Topological Characterization of Cancer Driver Genes Using Reactome Super Pathways Networks.

Cancer is a complex disease caused by genetic mutations categorized into two groups: passenger and driver. Contrary to passenger, drivers mutations directly impact oncogenesis. Drivers identification is a challenge in cancer genomics, frequently supported by statistical and computational methods. These methods utilize the increasing volume of molecular data related to cancer, gene interactions networks, and pathways. Reactome recently defined 26 Super Pathways that group genes responsible for essential biological processes. Pathways networks carry topological information relative to their biological functions that emerge from genes interactions. Since some pathways are more associated with cancer than others and all have distinct structures, this work aims to characterize cancer driver genes' topological role in Super Pathways networks. We combine data from three different databases to create Super Pathways networks enriched with cancer driver genes information.

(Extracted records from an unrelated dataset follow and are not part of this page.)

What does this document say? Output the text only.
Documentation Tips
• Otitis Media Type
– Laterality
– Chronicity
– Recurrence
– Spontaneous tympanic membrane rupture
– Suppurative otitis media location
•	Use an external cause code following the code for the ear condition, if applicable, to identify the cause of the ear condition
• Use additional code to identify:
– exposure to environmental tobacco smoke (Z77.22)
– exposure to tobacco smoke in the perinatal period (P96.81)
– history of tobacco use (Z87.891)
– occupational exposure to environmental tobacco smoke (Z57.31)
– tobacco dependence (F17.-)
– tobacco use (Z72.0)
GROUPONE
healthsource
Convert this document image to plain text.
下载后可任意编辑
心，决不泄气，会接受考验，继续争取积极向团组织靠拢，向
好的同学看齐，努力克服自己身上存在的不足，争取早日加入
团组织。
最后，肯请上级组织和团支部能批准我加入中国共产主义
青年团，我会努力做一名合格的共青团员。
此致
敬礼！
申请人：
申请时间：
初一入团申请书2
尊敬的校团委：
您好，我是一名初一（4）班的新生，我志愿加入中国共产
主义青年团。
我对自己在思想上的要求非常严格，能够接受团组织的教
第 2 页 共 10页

Results show that Super Pathways networks have distinct topologies and particular roles for drivers. Drivers have significant differences in clustering, betweenness, and closeness centralities when compared to others genes. Attacks using random and intentional removal reveal a remarkable resilience in some Super Pathways networks. Attacks also reveal that drivers in the Programmed Cell Death pathway are more critical than hubs in keeping the network integrity. These distinguishable patterns associated with drivers can support the task of identifying and validate unknown drivers. In addition, recognize the topological role of drivers helps understand the impact mutations in these genes have on pathways structure.